Schrodinger’s Element
A conversation with Thea Riofrancos
Ajay Singh Chaudhary
The Baffler
Interview
Chaudhary’s conversation with Riofrancos turns the climate debate from carbon abstractions to the real politics of lithium, where the green transition collides with extractive frontiers. Riofrancos insists on “ruthless empiricism”: decarbonization requires materials, but minimizing extraction and maximizing public goods demands democratic planning, not eco-modern fantasies of an EV in every driveway or a purist embargo on mining. The argument is sharpened by Latin America’s anti-extractivist strategies now diffusing across the North, and by China’s ascendancy that both tempts and troubles Western policymakers.
“There is a basic fact, which is that anything you produce under capitalism, or even some other type of economic system, is going to have some environmental impact because we’re interacting with nature or metabolizing nature in all these ways. So as we’re electrifying mobility with the goal of dramatically drawing down emissions from our most polluting sector in the United States, the second most polluting sector globally, the question arises: Is the way that we’re doing this actually producing environmental benefits, or are those climate benefits effectively canceled out by the localized ecological harms that the production of electric vehicles causes? … The short answer is no, but that does not fully settle the matter.”
Lea Ypi’s Reckoning With Family and the Legacy of Revolution
Lily Lynch
Jacobin
Essay
Lea Ypi’s new book Indignity: A Life Reimagined is a searching excavation of Albania’s past and her family’s place within it. Moving between archival discovery and philosophical reflection, Ypi reconstructs the moral and political entanglements of a generation that passed from Ottoman aristocracy to socialist persecution, finding in their contradictions a mirror for our own. For Lynch, Indignity is less a work of historical recovery than a meditation on inheritance: how the unfinished revolutions of the twentieth century persist in our digital age, where surveillance, class hierarchy, and moral compromise have only changed their form.

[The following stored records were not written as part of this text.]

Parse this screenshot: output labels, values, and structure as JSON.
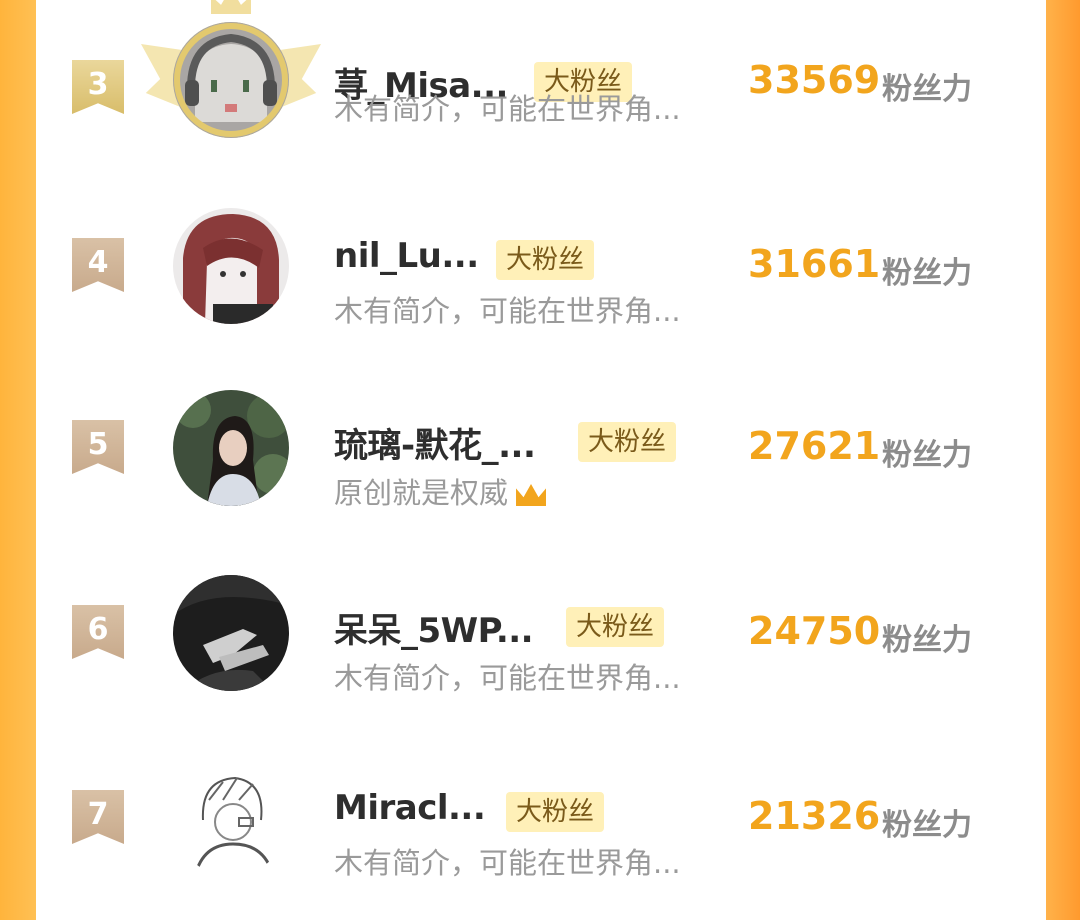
{
  "leaderboard": {
    "score_unit": "粉丝力",
    "badge_label": "大粉丝",
    "rows": [
      {
        "rank": "3",
        "name": "荨_Misa...",
        "bio": "木有简介，可能在世界角...",
        "score": "33569",
        "has_gold_frame": true,
        "avatar": "gray-cat-headphones-avatar"
      },
      {
        "rank": "4",
        "name": "nil_Lu...",
        "bio": "木有简介，可能在世界角...",
        "score": "31661",
        "avatar": "red-hair-girl-avatar"
      },
      {
        "rank": "5",
        "name": "琉璃-默花_...",
        "bio": "原创就是权威",
        "bio_emoji": "crown-emoji",
        "score": "27621",
        "avatar": "girl-forest-photo-avatar"
      },
      {
        "rank": "6",
        "name": "呆呆_5WP...",
        "bio": "木有简介，可能在世界角...",
        "score": "24750",
        "avatar": "dark-hands-photo-avatar"
      },
      {
        "rank": "7",
        "name": "Miracl...",
        "bio": "木有简介，可能在世界角...",
        "score": "21326",
        "avatar": "sketch-boy-avatar"
      }
    ]
  },
  "colors": {
    "score": "#f2a51d",
    "badge_bg": "#fff0b8",
    "rank_ribbon": "#c8aa8c",
    "rank_ribbon_gold": "#d8bd6a",
    "side_accent": "#ffb43c"
  }
}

“No wonder the Balkans suffer from mass emigration and a chronic sense of stagnation: the lack of agreed-upon history makes building anything new impossible. Ypi’s book is an intervention against this oblivion…. But Indignity does more than just itemize the past or put it in its proper order. Ypi’s disorienting questions force us to reevaluate our own assumptions about the present. As she takes us on a tour of her family’s twentieth-century history, it becomes clear that the clean break we like to think we’ve made with the past is illusory. History is still unfolding, revealed to us slowly, sometimes almost imperceptibly, through the introduction of small signs.”
Liberalism in the End Times
Ivan Krastev
Prospect
Essay
Krastev surveys the exhaustion of liberalism in an age defined by populism. From Washington to Warsaw to London, he argues that centrist governments have proved incapable of turning post-populist “normality” into renewal, trapped between legality, efficacy, and popular impatience. As ecological and demographic fears on the left and right respectively remake politics around rival apocalyptic visions, Krastev echoes Michael Ignatieff’s council that the liberal task is to survive revolutionary times.

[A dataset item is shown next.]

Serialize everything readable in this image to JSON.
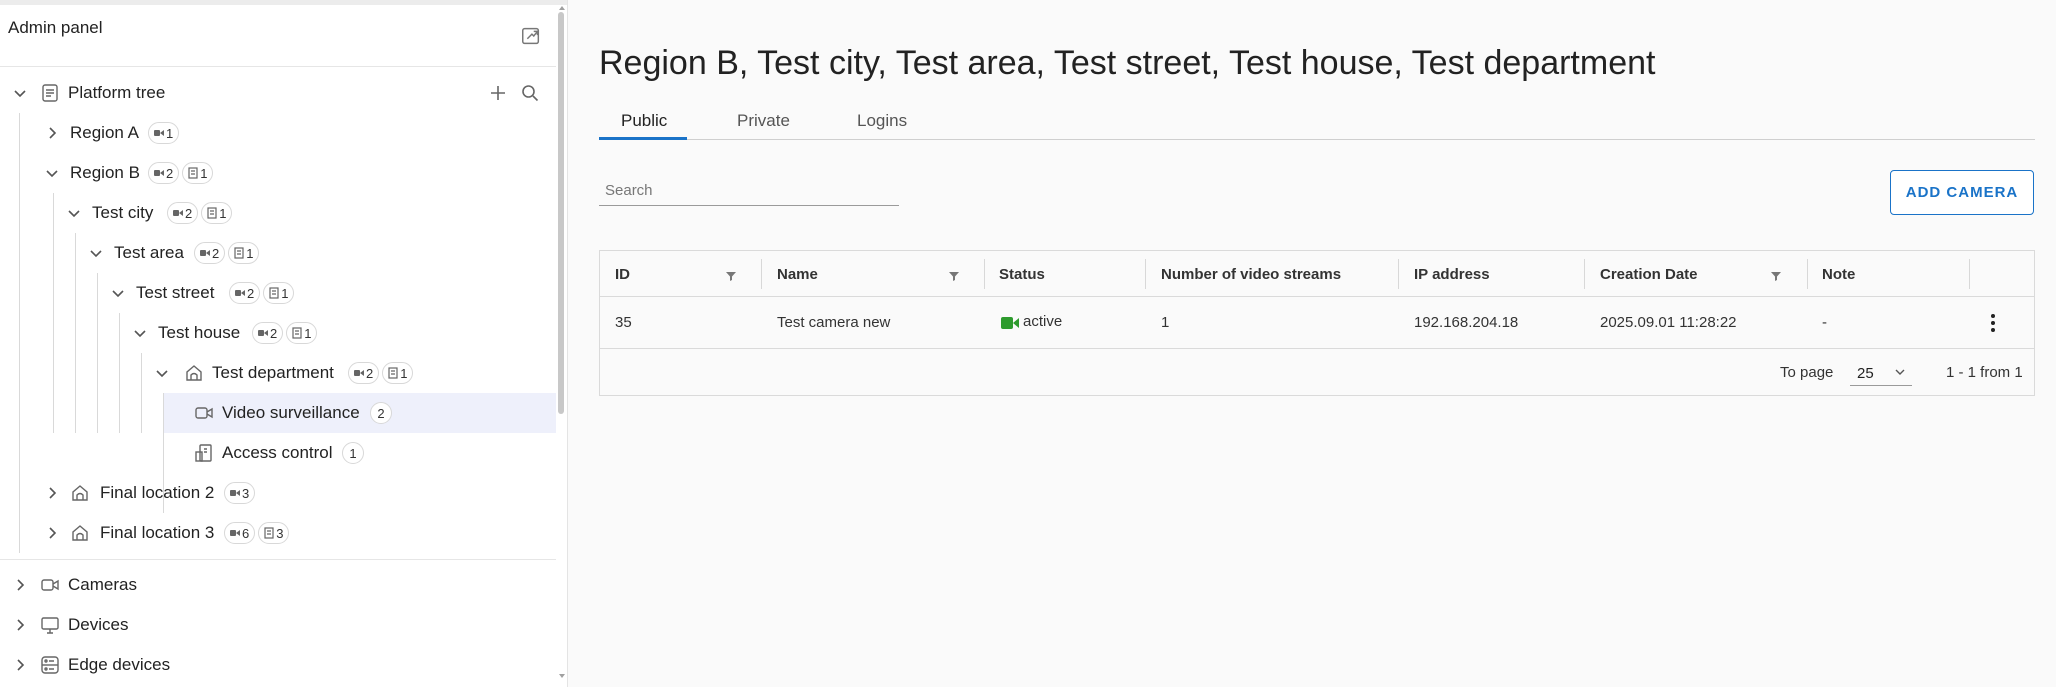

“Climate activists and national populists share the sense of living in the world’s last days … Yet while both the ecological left and the anti-migration right are animated by this revolutionary sensibility, they are not equally positioned to benefit from the current revolutionary temper. In Italy, Giorgia Meloni’s polling remains stable even though migrant numbers have not declined, because her voters trust that she wants what they want. Meanwhile, bold climate policies did not lift the Greens when they were in the German government, because many ordinary voters were ready to give the Greens a mandate to change the world under the condition that nothing would change their way of life. … The political field is slanting to the right, and the left is failing to shift the debate towards issues on which it feels more comfortable.”
Freedom of Speech Isn’t a Divine Right, Even in America
Leonard Benardo
Prospect
Essay
Benardo revisits the American ideal of free speech, arguing that the once-principled insistence on defending all speech has curdled into a tool of partisan suppression. From cancel culture to charges of antisemitism in relation to campus protests, free speech is now a weapon in the culture wars. Against the myth of timeless constitutional rights, Benardo proposes that free expression be seen as a living, contested ideology—less a sacred freedom than a human creation that evolves with democracy itself.

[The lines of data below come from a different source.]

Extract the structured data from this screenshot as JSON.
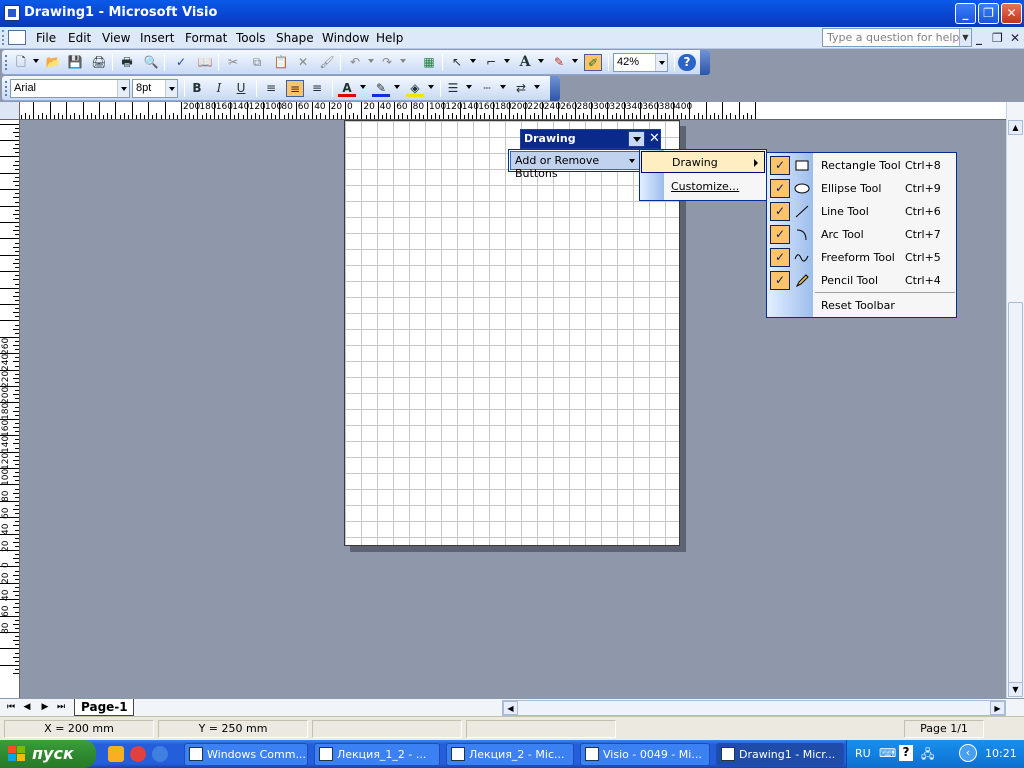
{
  "window": {
    "title": "Drawing1 - Microsoft Visio"
  },
  "menu": {
    "items": [
      "File",
      "Edit",
      "View",
      "Insert",
      "Format",
      "Tools",
      "Shape",
      "Window",
      "Help"
    ],
    "help_placeholder": "Type a question for help"
  },
  "format_toolbar": {
    "font": "Arial",
    "size": "8pt"
  },
  "standard_toolbar": {
    "zoom": "42%"
  },
  "ruler": {
    "h_labels": [
      "200",
      "180",
      "160",
      "140",
      "120",
      "100",
      "80",
      "60",
      "40",
      "20",
      "0",
      "20",
      "40",
      "60",
      "80",
      "100",
      "120",
      "140",
      "160",
      "180",
      "200",
      "220",
      "240",
      "260",
      "280",
      "300",
      "320",
      "340",
      "360",
      "380",
      "400"
    ],
    "v_labels": [
      "260",
      "240",
      "220",
      "200",
      "180",
      "160",
      "140",
      "120",
      "100",
      "80",
      "60",
      "40",
      "20",
      "0",
      "20",
      "40",
      "60",
      "80"
    ]
  },
  "drawing_toolbar": {
    "title": "Drawing",
    "add_remove": "Add or Remove Buttons",
    "submenu": {
      "drawing": "Drawing",
      "customize": "Customize..."
    },
    "tools": [
      {
        "label": "Rectangle Tool",
        "shortcut": "Ctrl+8",
        "icon": "rectangle-icon"
      },
      {
        "label": "Ellipse Tool",
        "shortcut": "Ctrl+9",
        "icon": "ellipse-icon"
      },
      {
        "label": "Line Tool",
        "shortcut": "Ctrl+6",
        "icon": "line-icon"
      },
      {
        "label": "Arc Tool",
        "shortcut": "Ctrl+7",
        "icon": "arc-icon"
      },
      {
        "label": "Freeform Tool",
        "shortcut": "Ctrl+5",
        "icon": "freeform-icon"
      },
      {
        "label": "Pencil Tool",
        "shortcut": "Ctrl+4",
        "icon": "pencil-icon"
      }
    ],
    "reset": "Reset Toolbar"
  },
  "pagetab": {
    "label": "Page-1"
  },
  "status": {
    "x": "X = 200 mm",
    "y": "Y = 250 mm",
    "page": "Page 1/1"
  },
  "taskbar": {
    "start": "пуск",
    "tasks": [
      "Windows Comm...",
      "Лекция_1_2 - ...",
      "Лекция_2 - Mic...",
      "Visio - 0049 - Mi...",
      "Drawing1 - Micr..."
    ],
    "lang": "RU",
    "clock": "10:21"
  },
  "colors": {
    "accent": "#0a246a",
    "highlight": "#ffc36a",
    "canvas": "#8f98aa"
  }
}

“Riven over questions of speech and expression, American civil society is now caught up in a social crisis that has tragically set the stage for political violence. Polarisation may never have been so raw and extreme. And yet there is something instructive about the current conjuncture. Just as the Supreme Court (let’s hope) no longer appears as a neutral body standing above the people and arriving at decisions with transcendence, but instead as a political institution informed by political preferences and commitments, so too might we transform our approach to speech.”